Make them active to use, possibly with a small set of 2 or 3 abilities that give you a chance to dismount another PvP player, or escape from one. No real combat, though.
Create an upkeep system for them. You want to fly your star fighter? That isn’t cheap. Feed your flying… whatever? Not cheap either. Both of those would be welcome sinks for gold and/or materials in the game.
Create “Refueling” rebuff that requires you to wait a certain period of time before re-mounting your flying mount. The more times you mount and dismount, the longer the refueling takes. This would help mitigate cheesing too much content (Explorer or otherwise) and really encourage players to mount up when it’s time to travel, for the most part.

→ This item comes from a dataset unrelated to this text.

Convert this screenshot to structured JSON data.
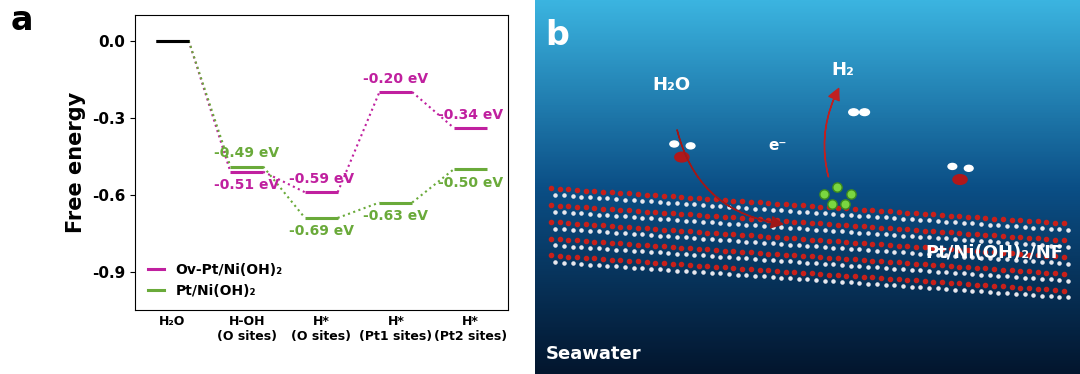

Alternately, a “Terra-Firma” debuff must be in place to interact or achieve certain objectives. This debuff would stack over time allowing for flexibility in the conditions of its use.
Have Mechanical, Organic and (although not related to flying) Water and Underwater mounts In addition to standard ground mounts.
Conclusion
This got more long winded than I intended… but I hope my passion for this topic has come across. I’m not exaggerating when I say that flying mounts are darn close to a make-or-break feature in MMOs for me.
So needless to say, I’m a huge fan of flying mounts and see little if no effective downside.
I am curious though Bill – how many MMOs have you played with a flying mount system?
I’ve played 2 that I can recall… WoW and Vanguard.
I’m curious to know why you asked 🙂
I’m generally not a fan of anything that makes a game world smaller so I’m not a fan of flying mounts at the inception of an MMO. Ones that are older and have the “been there done that” feeling, i tend to be ok with.